À moitié gazé par les pots d'échappement d'un parking envahi de Picasso (mais que vient faire Pablo dans cette galère?) et de Scénic, j'ai d'abord du vaincre une armée vociférante vêtue d'un singulier uniforme, hybride de polyester et de t-shirt sans manches, poussant de drôles (et contondantes) cages de ferraille galvanisée sur roulettes. Et, là, j'ai pu accéder au cœur du dispositif de ce château du papier-cul et du produit-vaisselle: le rayon primeurs. En fait, dans ce parcours guidé qui n'est pas sans rappeler celui des bœufs à l'abattoir, vous passez par là au début de votre visite. Ça brille, c'est coloré.

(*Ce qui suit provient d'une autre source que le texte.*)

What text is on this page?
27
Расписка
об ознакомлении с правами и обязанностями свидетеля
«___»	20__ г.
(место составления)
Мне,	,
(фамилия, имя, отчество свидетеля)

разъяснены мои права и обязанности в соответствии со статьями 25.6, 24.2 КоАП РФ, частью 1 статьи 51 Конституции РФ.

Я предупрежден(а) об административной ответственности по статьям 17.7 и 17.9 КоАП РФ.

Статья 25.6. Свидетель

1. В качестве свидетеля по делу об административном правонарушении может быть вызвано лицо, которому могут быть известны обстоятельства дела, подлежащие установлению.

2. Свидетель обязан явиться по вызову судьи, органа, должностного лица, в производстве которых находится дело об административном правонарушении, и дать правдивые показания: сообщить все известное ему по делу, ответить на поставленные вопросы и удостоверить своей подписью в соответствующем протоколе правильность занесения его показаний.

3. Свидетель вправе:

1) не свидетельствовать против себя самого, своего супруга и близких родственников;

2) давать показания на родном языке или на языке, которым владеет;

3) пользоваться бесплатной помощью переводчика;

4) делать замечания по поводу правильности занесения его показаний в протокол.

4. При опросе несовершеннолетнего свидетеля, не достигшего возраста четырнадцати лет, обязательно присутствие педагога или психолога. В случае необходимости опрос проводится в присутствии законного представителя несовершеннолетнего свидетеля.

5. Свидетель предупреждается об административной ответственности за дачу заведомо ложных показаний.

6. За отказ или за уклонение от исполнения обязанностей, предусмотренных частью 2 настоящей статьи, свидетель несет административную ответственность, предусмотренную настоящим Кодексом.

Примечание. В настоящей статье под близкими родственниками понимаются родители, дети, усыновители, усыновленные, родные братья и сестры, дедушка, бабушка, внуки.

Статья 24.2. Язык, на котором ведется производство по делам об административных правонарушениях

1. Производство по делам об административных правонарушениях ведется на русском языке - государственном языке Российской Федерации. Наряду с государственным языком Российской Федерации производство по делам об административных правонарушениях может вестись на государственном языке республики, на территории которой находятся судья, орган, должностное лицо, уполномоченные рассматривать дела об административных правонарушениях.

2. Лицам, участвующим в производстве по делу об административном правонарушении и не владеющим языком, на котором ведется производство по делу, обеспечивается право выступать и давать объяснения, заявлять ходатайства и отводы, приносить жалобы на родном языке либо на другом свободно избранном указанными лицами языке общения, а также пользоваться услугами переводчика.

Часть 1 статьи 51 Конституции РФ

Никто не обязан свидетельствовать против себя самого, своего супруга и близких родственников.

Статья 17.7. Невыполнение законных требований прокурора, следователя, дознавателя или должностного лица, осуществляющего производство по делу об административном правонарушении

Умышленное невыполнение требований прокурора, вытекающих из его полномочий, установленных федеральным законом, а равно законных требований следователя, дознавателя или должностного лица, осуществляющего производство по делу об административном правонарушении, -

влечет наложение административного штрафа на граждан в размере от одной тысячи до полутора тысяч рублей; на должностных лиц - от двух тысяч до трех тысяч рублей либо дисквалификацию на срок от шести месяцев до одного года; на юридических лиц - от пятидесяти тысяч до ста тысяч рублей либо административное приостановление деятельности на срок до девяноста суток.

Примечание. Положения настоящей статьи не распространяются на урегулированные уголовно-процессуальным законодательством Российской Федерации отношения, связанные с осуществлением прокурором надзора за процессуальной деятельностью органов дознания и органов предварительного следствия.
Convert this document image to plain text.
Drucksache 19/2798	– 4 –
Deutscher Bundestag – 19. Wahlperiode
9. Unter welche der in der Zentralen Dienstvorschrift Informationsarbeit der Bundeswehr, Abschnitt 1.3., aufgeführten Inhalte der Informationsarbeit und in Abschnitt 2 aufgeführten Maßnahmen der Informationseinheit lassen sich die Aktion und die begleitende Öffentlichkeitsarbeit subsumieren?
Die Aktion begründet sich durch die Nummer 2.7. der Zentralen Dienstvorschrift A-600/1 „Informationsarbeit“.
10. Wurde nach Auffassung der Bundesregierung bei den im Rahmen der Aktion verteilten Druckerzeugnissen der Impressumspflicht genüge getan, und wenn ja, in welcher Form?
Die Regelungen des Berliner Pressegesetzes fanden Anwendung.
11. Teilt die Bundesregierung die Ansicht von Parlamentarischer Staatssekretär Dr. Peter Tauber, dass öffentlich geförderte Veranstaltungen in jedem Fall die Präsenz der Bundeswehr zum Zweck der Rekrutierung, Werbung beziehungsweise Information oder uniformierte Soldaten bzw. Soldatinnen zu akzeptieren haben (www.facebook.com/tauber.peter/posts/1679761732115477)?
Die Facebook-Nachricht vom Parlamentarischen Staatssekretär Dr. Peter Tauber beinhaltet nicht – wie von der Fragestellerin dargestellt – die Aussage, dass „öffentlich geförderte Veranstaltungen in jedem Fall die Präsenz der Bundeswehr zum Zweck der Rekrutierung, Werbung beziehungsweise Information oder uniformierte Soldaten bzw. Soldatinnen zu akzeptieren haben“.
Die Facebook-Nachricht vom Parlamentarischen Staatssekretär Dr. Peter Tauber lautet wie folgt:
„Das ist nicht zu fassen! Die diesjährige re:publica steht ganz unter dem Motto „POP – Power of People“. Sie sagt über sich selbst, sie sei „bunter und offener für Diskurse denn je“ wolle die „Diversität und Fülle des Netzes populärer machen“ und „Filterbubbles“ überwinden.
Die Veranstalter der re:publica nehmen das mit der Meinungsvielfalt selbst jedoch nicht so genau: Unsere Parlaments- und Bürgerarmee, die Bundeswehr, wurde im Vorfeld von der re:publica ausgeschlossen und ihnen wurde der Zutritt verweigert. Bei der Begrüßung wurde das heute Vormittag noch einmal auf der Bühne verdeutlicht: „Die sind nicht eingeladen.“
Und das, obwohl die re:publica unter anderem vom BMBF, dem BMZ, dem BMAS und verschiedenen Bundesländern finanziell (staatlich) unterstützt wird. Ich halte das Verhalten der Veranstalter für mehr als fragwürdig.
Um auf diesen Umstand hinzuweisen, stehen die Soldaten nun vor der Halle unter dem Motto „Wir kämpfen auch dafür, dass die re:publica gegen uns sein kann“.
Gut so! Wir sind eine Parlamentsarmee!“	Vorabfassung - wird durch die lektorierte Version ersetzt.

Contrairement à certains triple-étoilés catalans qui servent de l'asperge début décembre, j'ai la faiblesse de croire encore aux vertus des fruits et légumes de saison, donc, dans le cadre de mon enquête, je me suis intéressé à la tomate. Ça tombe bien, il y en avait une tonne ou deux face à l'entrée. Une affaire, une super promotion! Je vous assure, c'était marqué en caractères gras, gras comme l'odeur qui s'échappait de la boulangerie industrielle voisine. "1,50€ le kilo" hurlaient les affiches! Ces merveilles rutilantes, aussi dures et lisses qu'un galet (mais peut-être moins parfumées que le galet), arrivaient tout droit d'Espagne et de Hollande. C'est vrai qu'à la fin de l'été, en Languedoc, des tomates, c'est difficile à trouver, il faut qu'un semi-remorque fasse au minimum deux-mille kilomètres sur les autoroutes pour nous en procurer…
Mais, n'oubliant pas l'impavide reporter que je fus, je contourne l'offre alléchante à 1,50€ et me dirige sur le côté gauche de l'étal vers le rayon des tomates de luxe (photo du haut de la page). Oui, parce qu'on me l'avais répété, les grandes surfaces, désormais, font de la qualité, du haut-de-gamme; on y trouve "des produits qui valent bien ce qu'on achète sur les marchés!"
Pas de doute, on est bien dans le produit de luxe! Pas tant au niveau de la qualité de ce fruit lui aussi dur et parfumé comme la pierre (et encore la pierre chaude…), mais au niveau du tarif! La "noire de Crimée" en plastique, plus monsantiste que kokopelliste, se négocie à 4,35€ le kilo. Quant à celle de la marque déposée* Kumato®, elle bat tous les records du CAC40 à 5,99€! On me rétorquera que c'est du Made in Francecomme dit le faux Mitterrand à rayures du Mont Beuvray:
– Comment donc qu'tu vas, Monique?
– Ben, l'gars Mont'Bourg (lui répondrait cette chère Monique de Saône-et-Loire), j'va pas ben à mon port'feuille! Quarante francs l'kilo d'tomates en plastique, l'mousquetaire, y veut m'plumer comme une volaille de Bresse!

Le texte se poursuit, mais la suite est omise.